Once you ordered a packet of photos you also received an EMO Movie Club membership card, which the club was promising big things for early in their existence. By October the club newsletter announced that executives of the RKO theater circuit agreed to a twenty-percent discount on regular admission fees when club members in committee of eleven or more show up at the theater together. This deal was in place in Providence, Cleveland, and Detroit, with more cities to follow.
Here’s a little addendum about the Pirtle circuit of theaters around Illinois that’s a bit dry, but illustrates what the club was trying to bring its members:
By November 1935 the club newsletter boasted a membership count of over forty thousand, a number that even The Film Daily was buying as they reported it in their issue dated April 29, 1936.
I’ve included the club newsletters at the bottom of this post so anyone who’s interested would have a chance to read them over. For me, the letter referring to the “November set” of photos offered a trove of information in listing the contents of each mailing from the club from July through October 1935. My checklist/gallery page already listed the mailings from September 1935 through July 1936, so now we know which eight (8) photos were sent to members during each of the first thirteen (13) months that the EMO Movie Club was in business.
I’ve appended those dates to each item on the checklist when it was known.
(I did not add the packets as advertised in the 1938 EMO Movie Star Photo Magazines that I previously covered in 2012. While the club was still issuing new photos by 1938, several of the earlier photos were being repackaged by then, leaving me unsure of which photos were originally sent together.
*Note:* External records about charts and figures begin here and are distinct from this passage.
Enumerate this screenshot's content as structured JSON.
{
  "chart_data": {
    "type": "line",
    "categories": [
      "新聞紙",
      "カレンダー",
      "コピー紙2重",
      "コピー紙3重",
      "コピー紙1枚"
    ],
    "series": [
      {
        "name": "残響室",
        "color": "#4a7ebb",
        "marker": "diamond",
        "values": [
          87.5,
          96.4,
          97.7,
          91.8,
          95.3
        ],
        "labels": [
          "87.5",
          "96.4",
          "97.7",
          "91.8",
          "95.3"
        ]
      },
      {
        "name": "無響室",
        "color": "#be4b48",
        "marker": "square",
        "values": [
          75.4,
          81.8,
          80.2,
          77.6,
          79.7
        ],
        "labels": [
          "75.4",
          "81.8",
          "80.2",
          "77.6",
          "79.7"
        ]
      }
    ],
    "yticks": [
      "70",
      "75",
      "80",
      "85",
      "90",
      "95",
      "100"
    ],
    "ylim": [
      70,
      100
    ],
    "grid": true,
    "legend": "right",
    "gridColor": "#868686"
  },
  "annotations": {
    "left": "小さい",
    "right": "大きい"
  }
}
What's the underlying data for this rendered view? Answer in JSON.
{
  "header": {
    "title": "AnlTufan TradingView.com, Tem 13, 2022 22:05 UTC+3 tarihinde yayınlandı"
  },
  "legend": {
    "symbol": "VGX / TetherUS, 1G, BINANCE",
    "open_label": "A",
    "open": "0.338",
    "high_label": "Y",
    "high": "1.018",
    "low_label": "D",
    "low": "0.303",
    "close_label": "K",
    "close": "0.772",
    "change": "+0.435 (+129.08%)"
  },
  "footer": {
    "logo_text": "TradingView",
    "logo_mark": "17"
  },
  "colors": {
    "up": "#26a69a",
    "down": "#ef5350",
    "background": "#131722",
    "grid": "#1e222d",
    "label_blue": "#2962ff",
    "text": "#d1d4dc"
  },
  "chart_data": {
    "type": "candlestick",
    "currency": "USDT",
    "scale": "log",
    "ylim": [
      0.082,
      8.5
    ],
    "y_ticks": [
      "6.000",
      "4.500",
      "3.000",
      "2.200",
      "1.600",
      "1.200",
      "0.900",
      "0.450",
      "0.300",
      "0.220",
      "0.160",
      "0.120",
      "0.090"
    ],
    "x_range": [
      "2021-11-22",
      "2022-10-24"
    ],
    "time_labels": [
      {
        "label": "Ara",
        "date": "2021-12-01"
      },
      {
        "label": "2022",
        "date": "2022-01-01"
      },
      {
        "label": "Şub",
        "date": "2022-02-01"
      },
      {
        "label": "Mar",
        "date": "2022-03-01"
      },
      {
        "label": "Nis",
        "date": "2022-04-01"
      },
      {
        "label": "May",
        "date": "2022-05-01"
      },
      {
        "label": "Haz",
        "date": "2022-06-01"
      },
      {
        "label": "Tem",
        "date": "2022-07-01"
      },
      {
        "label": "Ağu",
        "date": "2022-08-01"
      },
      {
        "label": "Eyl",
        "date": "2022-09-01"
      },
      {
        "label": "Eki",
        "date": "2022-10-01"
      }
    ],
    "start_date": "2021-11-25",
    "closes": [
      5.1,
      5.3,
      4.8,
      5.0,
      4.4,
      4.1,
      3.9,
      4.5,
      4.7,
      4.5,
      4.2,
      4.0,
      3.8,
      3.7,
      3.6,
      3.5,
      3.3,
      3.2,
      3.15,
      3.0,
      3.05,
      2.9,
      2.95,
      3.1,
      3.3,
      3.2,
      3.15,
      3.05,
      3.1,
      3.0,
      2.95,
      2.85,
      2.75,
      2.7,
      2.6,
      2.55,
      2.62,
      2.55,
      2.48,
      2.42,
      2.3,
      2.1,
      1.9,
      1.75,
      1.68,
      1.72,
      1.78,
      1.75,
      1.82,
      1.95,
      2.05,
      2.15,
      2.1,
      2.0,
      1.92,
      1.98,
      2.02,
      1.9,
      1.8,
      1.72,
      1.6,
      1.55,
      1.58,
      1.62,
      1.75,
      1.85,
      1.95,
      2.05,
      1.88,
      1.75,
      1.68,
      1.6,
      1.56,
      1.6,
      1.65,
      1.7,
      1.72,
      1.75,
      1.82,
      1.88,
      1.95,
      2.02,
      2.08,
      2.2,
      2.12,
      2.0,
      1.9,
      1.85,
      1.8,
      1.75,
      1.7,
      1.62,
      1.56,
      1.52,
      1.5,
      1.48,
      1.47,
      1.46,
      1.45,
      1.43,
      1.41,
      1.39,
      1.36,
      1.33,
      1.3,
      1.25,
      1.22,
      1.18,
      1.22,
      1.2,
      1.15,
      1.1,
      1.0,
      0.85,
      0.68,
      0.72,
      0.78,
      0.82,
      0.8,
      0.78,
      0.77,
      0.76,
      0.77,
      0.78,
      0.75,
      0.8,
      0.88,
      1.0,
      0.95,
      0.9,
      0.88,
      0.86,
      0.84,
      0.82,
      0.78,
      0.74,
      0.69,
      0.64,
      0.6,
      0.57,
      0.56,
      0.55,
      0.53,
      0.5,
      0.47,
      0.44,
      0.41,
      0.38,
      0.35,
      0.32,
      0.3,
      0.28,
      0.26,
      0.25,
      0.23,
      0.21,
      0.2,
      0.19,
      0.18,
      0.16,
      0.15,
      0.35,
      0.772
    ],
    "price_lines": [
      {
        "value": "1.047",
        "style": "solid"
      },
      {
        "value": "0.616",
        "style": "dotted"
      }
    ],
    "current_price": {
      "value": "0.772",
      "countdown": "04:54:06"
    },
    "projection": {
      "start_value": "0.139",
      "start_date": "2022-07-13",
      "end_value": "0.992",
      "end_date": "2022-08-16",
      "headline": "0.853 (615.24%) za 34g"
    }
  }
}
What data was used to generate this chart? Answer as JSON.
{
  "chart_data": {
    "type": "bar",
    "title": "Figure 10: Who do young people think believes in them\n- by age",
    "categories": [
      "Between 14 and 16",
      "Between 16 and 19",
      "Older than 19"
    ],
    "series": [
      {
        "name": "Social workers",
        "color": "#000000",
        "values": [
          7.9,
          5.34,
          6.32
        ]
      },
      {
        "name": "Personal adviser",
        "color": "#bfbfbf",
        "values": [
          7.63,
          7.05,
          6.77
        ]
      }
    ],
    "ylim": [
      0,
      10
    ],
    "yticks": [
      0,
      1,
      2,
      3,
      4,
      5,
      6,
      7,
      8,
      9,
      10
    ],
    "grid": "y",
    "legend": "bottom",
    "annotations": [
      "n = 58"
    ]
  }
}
I suspect the club had undergone major changes and/or experienced some type of hiatus before those 1938 mailings.)
I’ve also added six (6) new images to the gallery, though a few of those poses were identical to images previously included (the difference comes only in the name of the movie mentioned at the bottom of the photo). Two of the new-to-the-site images follow, Shirley Temple and Dick Powell:
Shirley has sold already, but if you’d like to check out all of the vintage EMO Movie Club photos that I currently have for sale, here’s a link to them in my eBay Store.
(Other new images in the gallery are Jeanette MacDonald (San Francisco), Ruby Keeler (Colleen), Bette Davis (Special Agent), and Bing Crosby (Two for Tonight).
And, as promised, here’s another link back to the CHECKLIST/GALLERY page for those who’ve read along this far.
Finally, those first few EMO Movie Club newsletters follow (if you click them, they should enlarge for you).
This last one was oversized, I had to scan it in two parts:
Thanks for reading. I should be back with something else sometime soon!